The new genomes will include information on gene annotations, structural variants, gene expression profiles, and associated phenotypes among other types of data, he said.
Reactome for Plants
In parallel, the investigators will develop the Plant Reactome repository using the framework developed for the Human Reactome database, which supports the combination of metabolic and regulatory networks in a single resource, Jaiswal said. His group is leading the development of the Plant Reactome for Gramene.
The Reactome infrastructure is “able to connect the dots between the datasets that are hosted in the Reactome and the datasets that are present in various genome and annotation projects like UniProt,” for example, he explained.
That kind of unifying infrastructure is necessary for plant projects because currently data from plant metabolic and regulatory networks are available in different formats and stored in multiple repositories — an unsustainable situation given the growing body of data in plant research, he said.

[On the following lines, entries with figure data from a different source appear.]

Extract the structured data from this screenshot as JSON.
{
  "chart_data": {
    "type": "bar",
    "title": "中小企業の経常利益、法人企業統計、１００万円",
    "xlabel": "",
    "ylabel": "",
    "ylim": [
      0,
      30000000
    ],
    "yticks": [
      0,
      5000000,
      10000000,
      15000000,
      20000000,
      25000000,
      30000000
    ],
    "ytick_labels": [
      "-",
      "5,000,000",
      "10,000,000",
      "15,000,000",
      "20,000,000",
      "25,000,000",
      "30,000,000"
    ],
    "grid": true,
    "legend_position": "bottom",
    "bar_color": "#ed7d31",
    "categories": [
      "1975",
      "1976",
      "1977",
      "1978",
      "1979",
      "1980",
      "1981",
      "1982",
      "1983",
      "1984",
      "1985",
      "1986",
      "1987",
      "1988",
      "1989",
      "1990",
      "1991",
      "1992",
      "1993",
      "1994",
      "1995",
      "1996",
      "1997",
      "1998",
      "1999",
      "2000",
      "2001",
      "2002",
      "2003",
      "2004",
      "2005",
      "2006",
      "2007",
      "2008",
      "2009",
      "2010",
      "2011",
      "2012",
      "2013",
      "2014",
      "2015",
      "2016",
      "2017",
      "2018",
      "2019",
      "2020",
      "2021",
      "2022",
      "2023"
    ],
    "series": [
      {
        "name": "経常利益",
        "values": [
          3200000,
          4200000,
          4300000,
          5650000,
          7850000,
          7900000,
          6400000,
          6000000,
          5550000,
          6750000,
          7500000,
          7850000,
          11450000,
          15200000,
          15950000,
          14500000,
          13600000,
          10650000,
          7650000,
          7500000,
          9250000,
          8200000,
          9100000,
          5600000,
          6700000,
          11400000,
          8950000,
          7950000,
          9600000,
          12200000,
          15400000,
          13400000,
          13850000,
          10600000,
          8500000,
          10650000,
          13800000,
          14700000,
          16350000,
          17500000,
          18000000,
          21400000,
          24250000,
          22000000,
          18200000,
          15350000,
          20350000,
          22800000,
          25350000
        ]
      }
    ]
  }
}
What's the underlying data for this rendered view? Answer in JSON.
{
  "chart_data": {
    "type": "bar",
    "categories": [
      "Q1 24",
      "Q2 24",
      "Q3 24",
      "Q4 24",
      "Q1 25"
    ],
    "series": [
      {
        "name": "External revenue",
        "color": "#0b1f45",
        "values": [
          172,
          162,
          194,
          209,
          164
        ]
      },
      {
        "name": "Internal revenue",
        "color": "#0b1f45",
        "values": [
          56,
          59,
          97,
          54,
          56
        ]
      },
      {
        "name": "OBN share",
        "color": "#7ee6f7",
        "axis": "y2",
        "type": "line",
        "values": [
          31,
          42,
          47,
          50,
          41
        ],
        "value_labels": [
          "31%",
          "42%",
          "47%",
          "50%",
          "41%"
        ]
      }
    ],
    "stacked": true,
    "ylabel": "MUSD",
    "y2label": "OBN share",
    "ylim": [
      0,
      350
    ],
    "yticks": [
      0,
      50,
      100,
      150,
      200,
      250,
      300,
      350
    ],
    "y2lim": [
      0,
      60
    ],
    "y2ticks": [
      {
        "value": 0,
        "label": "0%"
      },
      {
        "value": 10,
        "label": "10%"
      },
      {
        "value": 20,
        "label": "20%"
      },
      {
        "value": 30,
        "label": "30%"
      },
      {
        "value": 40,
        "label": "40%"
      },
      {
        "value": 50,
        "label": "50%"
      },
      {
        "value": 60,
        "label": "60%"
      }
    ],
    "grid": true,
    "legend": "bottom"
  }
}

For example, “there are metabolic networks being investigated in plants, there are large-scale gene-gene interaction networks that are being studied, there are a lot of regulatory networks and epigenome networks that are being investigated in plants,” he said.
These and other plant research efforts have shown, for example, that there is broad conservation in grasses such as rice, maize, sorghum, barley, oats, wheat, and rye; as well as in the order of genes across chromosomes in these species. Other studies provide clues about gene function across species, which could ultimately improve crop yields or extend plants’ range.

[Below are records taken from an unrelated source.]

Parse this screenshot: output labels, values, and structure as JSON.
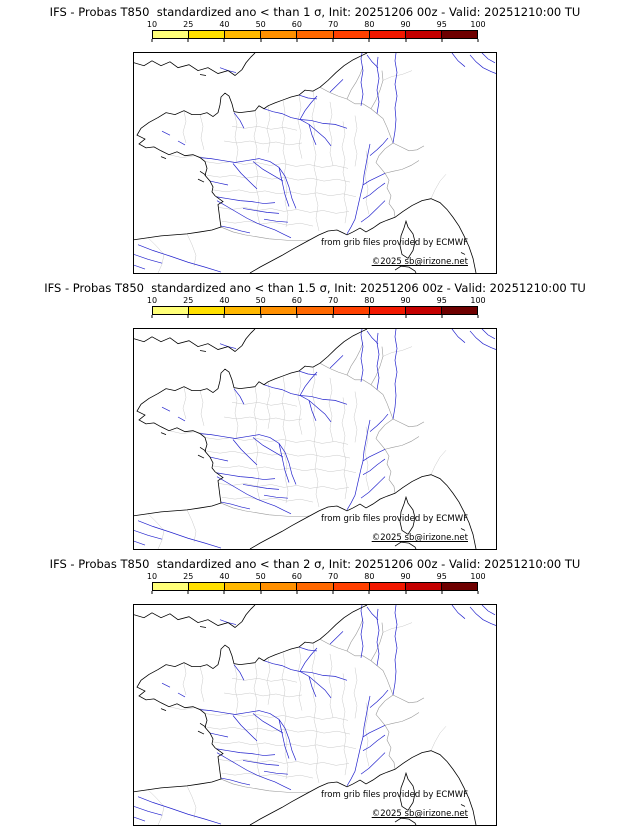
{
  "panels": [
    {
      "title": "IFS - Probas T850  standardized ano < than 1 σ, Init: 20251206 00z - Valid: 20251210:00 TU",
      "attribution": "from grib files provided by ECMWF",
      "copyright": "©2025 sb@irizone.net"
    },
    {
      "title": "IFS - Probas T850  standardized ano < than 1.5 σ, Init: 20251206 00z - Valid: 20251210:00 TU",
      "attribution": "from grib files provided by ECMWF",
      "copyright": "©2025 sb@irizone.net"
    },
    {
      "title": "IFS - Probas T850  standardized ano < than 2 σ, Init: 20251206 00z - Valid: 20251210:00 TU",
      "attribution": "from grib files provided by ECMWF",
      "copyright": "©2025 sb@irizone.net"
    }
  ],
  "colorbar": {
    "tick_labels": [
      "10",
      "25",
      "40",
      "50",
      "60",
      "70",
      "80",
      "90",
      "95",
      "100"
    ],
    "segment_colors": [
      "#ffff78",
      "#ffe000",
      "#ffb800",
      "#ff9000",
      "#ff6800",
      "#ff4000",
      "#f21800",
      "#c40000",
      "#6e0000"
    ]
  },
  "map": {
    "colors": {
      "coast": "#000000",
      "country-border": "#9a9a9a",
      "admin-border": "#c8c8c8",
      "river": "#2424cd"
    }
  }
}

Because of these developments and the need to maximize knowledge derived from plant genome data, “we thought that this is the right moment to adopt and develop [a] Plant Reactome proposal to have a set resource where we can put together these interaction networks, and invite the community to start working with us on collaborative aspects, contributing the data, and making sure the data quality is good,” Jaiswal said.

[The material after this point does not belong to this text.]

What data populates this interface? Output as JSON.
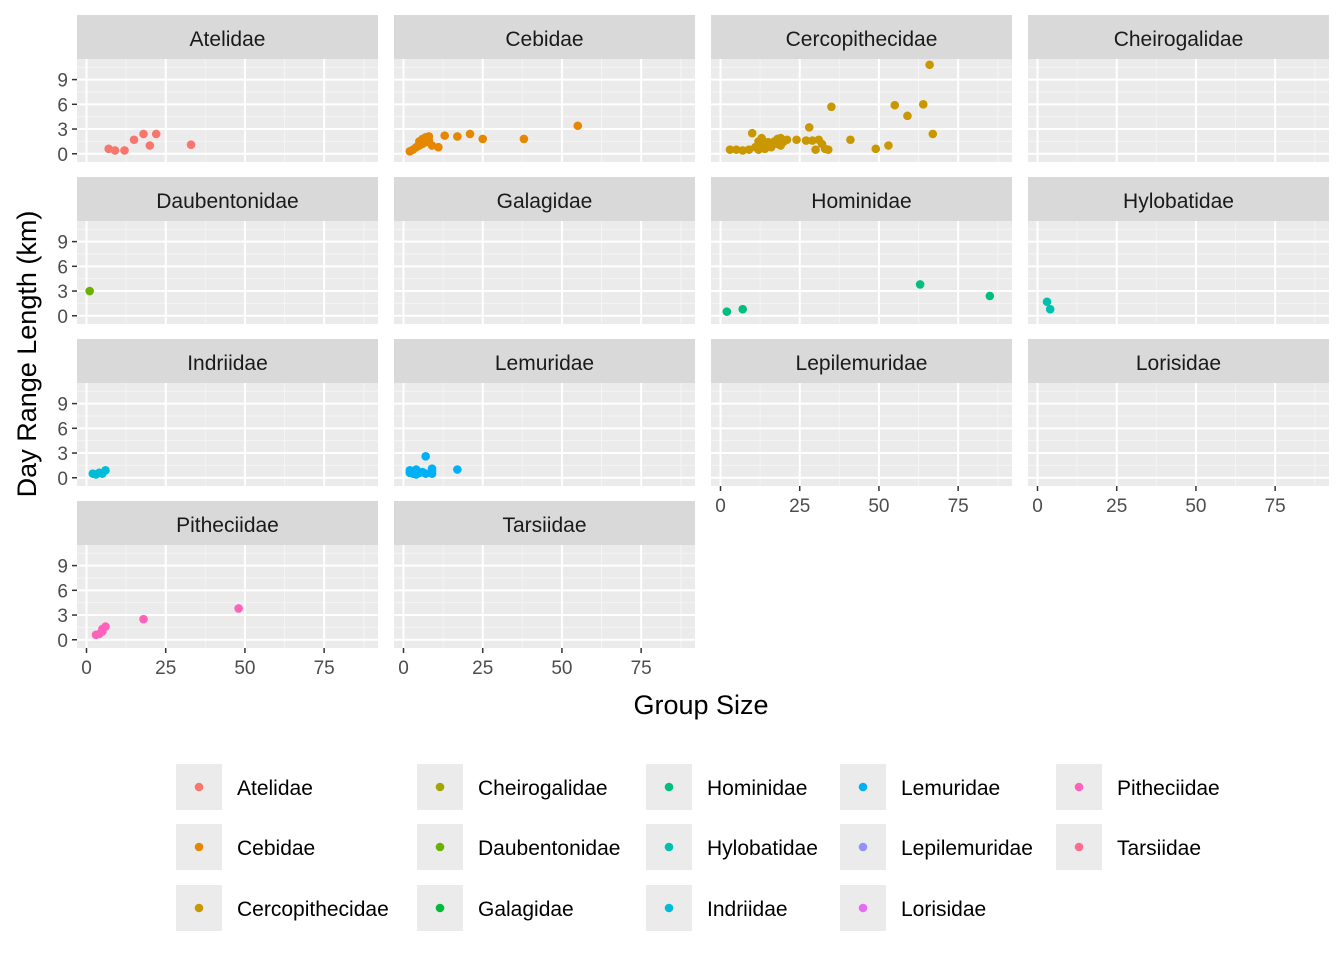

To start with, the Plant Reactome team will work on bringing together data from Arabidopsis, rice, and corn because these have the “most mature metabolic network” data, some of which was curated in earlier Gramene projects.
“Whatever we have curated in the metabolic networks, in the current grants, we will take those and import it into the Reactome framework using the community standard data exchange formats,” Jaiswal said.
“From that point onwards, we will build on bringing in regulatory networks for these three species and work with our collaborators on extending it to find the novel interactions, expression datasets [that show] which … genes in these networks are expressed at a given time or a given growth stage or under a given treatment,” he continued.
The developers plan to release a version of Reactome for rice first followed by one for Arabidopsis and then corn, Jasiwal said.
The rice version should be available later this year or early in 2013, he said.
Other activities planned under this round of funding include adopting the European Bioinformatics Institute’s Gene Expression Atlas to help display and analyze gene expression profiles. The investigators also plan to incorporate plant data and software from Ensembl and BioMart as well as a GWAS viewer.
Another institution that will participate in the project is the American Society of Plant Biologists, which will focus on developing mechanisms to facilitate the integration of data objects in Gramene with associated articles that have been published in ASPB’s journals — Plant Cell and Plant Physiology.
In a statement, Crispin Taylor, ASPB’s executive director, described ASPB’s portion of the project as “novel” for the plant research community.
He said that “in addition to providing important new venues for the discoverability of information in journal articles and databases in the plant sciences,” it “ought to serve as a compelling example for other disciplines."